5.北の国 −縁【1】
 東の国の使節団は北の国へ一刻も早くたどり着くために出来うる限りの速さで進んだ。
 第十王女の父である北の王の体調は悪化の一途を辿りあとは死に行くだけで、跡継ぎの王子が代理で国の全てを治めるのは仕方ない状態に。
 この時期に代理の座を取ったものが次の国王になるのは確実だろうと誰もが考えていた。王の代理の座は当然のことながら正室の息子に与えられ王子は政治を執る。
 能力にも人柄にも何の問題もない彼の統治に誰もがこのまま次代に移行するのだろうと思っていた。
 
 彼は会ったこともない第十王女が東の国の後宮に連れて行かれた報告を受け、そのことを第十王女とは仲の良かった第九王女に伝えた。第九王女は方伯国に行きたいと懇願する。
 第九王女と将はこの噂は第十王女が途中で逃げ出すために仕組んだことで嘘だと思い心配はしていなかった。
 方伯国側から書状が届いたと聞いた時も上手く誤魔化したのだろうと疑ってはいない。
 兄である王子は第十王女が男であることは知らないので、方伯国の県令が王女は誘拐されたという報告を信じている。
 書状には方伯国の力では東の国に王女を返せと抗議することもままならないので、北の国でなんとかしてはくれないだろうかと書かれていた。そして何年かかっても良い、戻してもらえるのならば王女の身は方伯国で一生苦労なく過ごさせるとまで書かれていた。態度に方伯国側の真剣さがうかがえたので、方伯国の方に王女のことは気にしないようにと伝えさせる使者を立てる。

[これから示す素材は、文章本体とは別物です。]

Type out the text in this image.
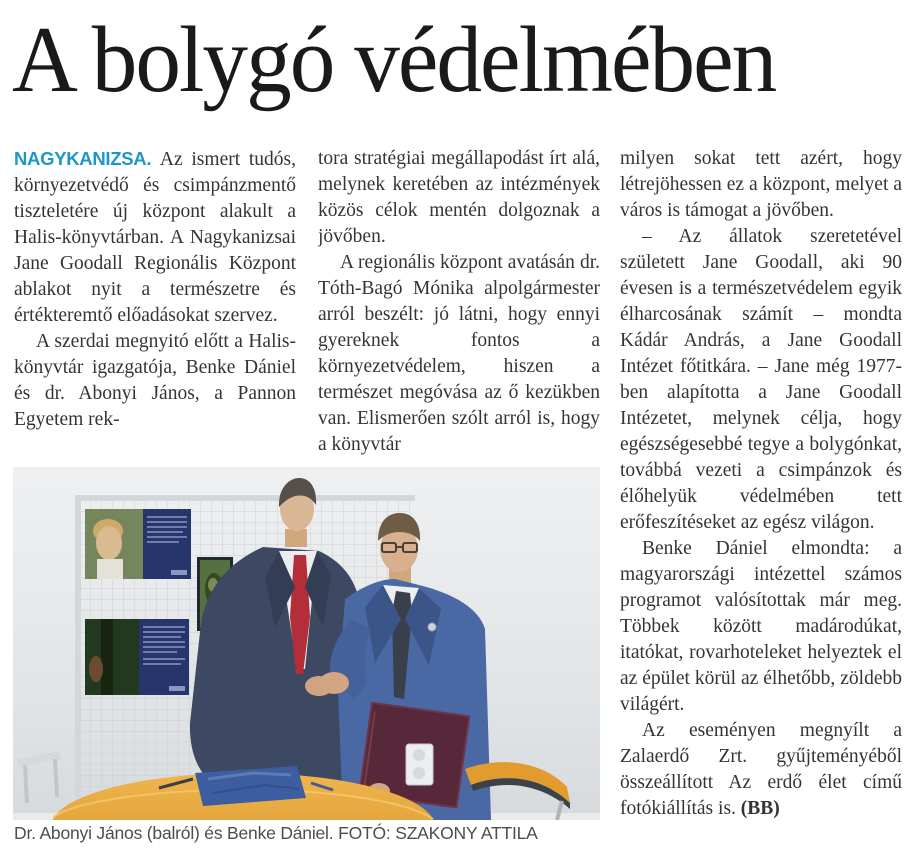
A bolygó védelmében

NAGYKANIZSA. Az ismert tudós, környezetvédő és csimpánzmentő tiszteletére új központ alakult a Halis-könyvtárban. A Nagykanizsai Jane Goodall Regionális Központ ablakot nyit a természetre és értékteremtő előadásokat szervez.

A szerdai megnyitó előtt a Halis-könyvtár igazgatója, Benke Dániel és dr. Abonyi János, a Pannon Egyetem rek-

tora stratégiai megállapodást írt alá, melynek keretében az intézmények közös célok mentén dolgoznak a jövőben.

A regionális központ avatásán dr. Tóth-Bagó Mónika alpolgármester arról beszélt: jó látni, hogy ennyi gyereknek fontos a környezetvédelem, hiszen a természet megóvása az ő kezükben van. Elismerően szólt arról is, hogy a könyvtár

milyen sokat tett azért, hogy létrejöhessen ez a központ, melyet a város is támogat a jövőben.

– Az állatok szeretetével született Jane Goodall, aki 90 évesen is a természetvédelem egyik élharcosának számít – mondta Kádár András, a Jane Goodall Intézet főtitkára. – Jane még 1977-ben alapította a Jane Goodall Intézetet, melynek célja, hogy egészségesebbé tegye a bolygónkat, továbbá vezeti a csimpánzok és élőhelyük védelmében tett erőfeszítéseket az egész világon.

Benke Dániel elmondta: a magyarországi intézettel számos programot valósítottak már meg. Többek között madárodúkat, itatókat, rovarhoteleket helyeztek el az épület körül az élhetőbb, zöldebb világért.

Az eseményen megnyílt a Zalaerdő Zrt. gyűjteményéből összeállított Az erdő élet című fotókiállítás is. (BB)

Dr. Abonyi János (balról) és Benke Dániel. FOTÓ: SZAKONY ATTILA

「小国とはいえ嫁に迎えるといってくれた国に王女が届かなかったのは落ち度になるな。私の書状共に新たな妻としてわが国の良家の娘を連れて行け」
 使者に立ったのは第九王女。
 彼女の闊達さと第十王女との仲の良さは王子も噂で聞いていたので許可を出した。
 第九王女の夫である将の親戚の娘を選び、王子は第九王女と親戚の娘が誘拐されないようにと兵を割き隊を組ませ夫である将に安全を任せ方伯国へと旅立たせた。

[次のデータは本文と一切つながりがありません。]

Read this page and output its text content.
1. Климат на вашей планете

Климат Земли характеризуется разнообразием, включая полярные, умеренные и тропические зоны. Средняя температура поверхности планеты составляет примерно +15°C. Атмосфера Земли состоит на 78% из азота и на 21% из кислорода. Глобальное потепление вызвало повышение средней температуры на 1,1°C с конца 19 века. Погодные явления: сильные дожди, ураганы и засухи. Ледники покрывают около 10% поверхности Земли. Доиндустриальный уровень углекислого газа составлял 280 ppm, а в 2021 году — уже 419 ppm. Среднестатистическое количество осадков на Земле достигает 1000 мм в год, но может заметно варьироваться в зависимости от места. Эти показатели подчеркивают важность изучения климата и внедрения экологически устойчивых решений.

 それから三日としないうちに彼は城を追われた、寵妃の息子によって。

「この山を越えれば北の国に入ります」
 皇子は砂漠を抜け北の国の国境付近までたどり着いた。
「思っていたよりも砂漠を抜けるのは楽でしたね、占星術師」
「そうですから北の国と東の国は争うのですよ。抜けられぬ死の砂漠でしたら滅多なことでは争いは起こりません」
「この山の中腹付近に山岳民族が住んでいるはずです。北の国に属していますが東の国からの使節を襲ったりはしませんので、少しは体を休めることができるでしょう」
 宦官はそのように告げた。
 山を登り山岳民族のいる辺りまで来たところ、見張りに声をかけられた。
 宦官は我々は東の国の使節であり、北の国に王からの書状を届けるのだと告げた。見張りは一人に何かを耳打ちし走らせた後に皇子達を集落へと招きいれた。
 通された皇子たちを出迎えた族長が代表者である宦官に是非とも会わせたい相手がいると天幕へと案内された。
 残された皇子と占星術師そして護衛は天幕の周囲で待機する。天幕を物珍しそうに見ていると、先ほどの見張りが近寄ってきた。皇子は見張りの右頬を見て第十王女についてきた侍女が左頬にそっくりな刺青をしていたことを思い出す。
 顔に刺青は皇子にとっては珍しく特徴も掴みやすい形であったので覚えていた。皇子は見張りに刺青は一族を表すのかと尋ね、見張りはそうだと答える。
 男は右頬で女は左頬で表すのかと尋ねると親が決めた許婚を表すものだと告げ、
「お前達東の国の後宮で顔にこれと同じ刺青が入った女を見たのではないか?」
 そのように語気を少々荒げて言ってきた。
「後宮の女は王と宦官以外は見ることは出来ない」
 護衛がそう言い見張りは舌打ちをする。皇子と占星術師は顔を見合わせ頷き見張りに真実を教える。
「第十王女の侍女でしたね。その人は方伯国へと向かいました」
「お前達第十王女のことを知っているのか」
 尋ねられると皇子は肯定した。
 皇子に詳しく聞こうと見張りが口を開きかけた時、天幕から宦官が現れ皇子たちを招きいれた。
 布が擦れる音と共に消えた三人を見張りは睨みつけその場を後にする。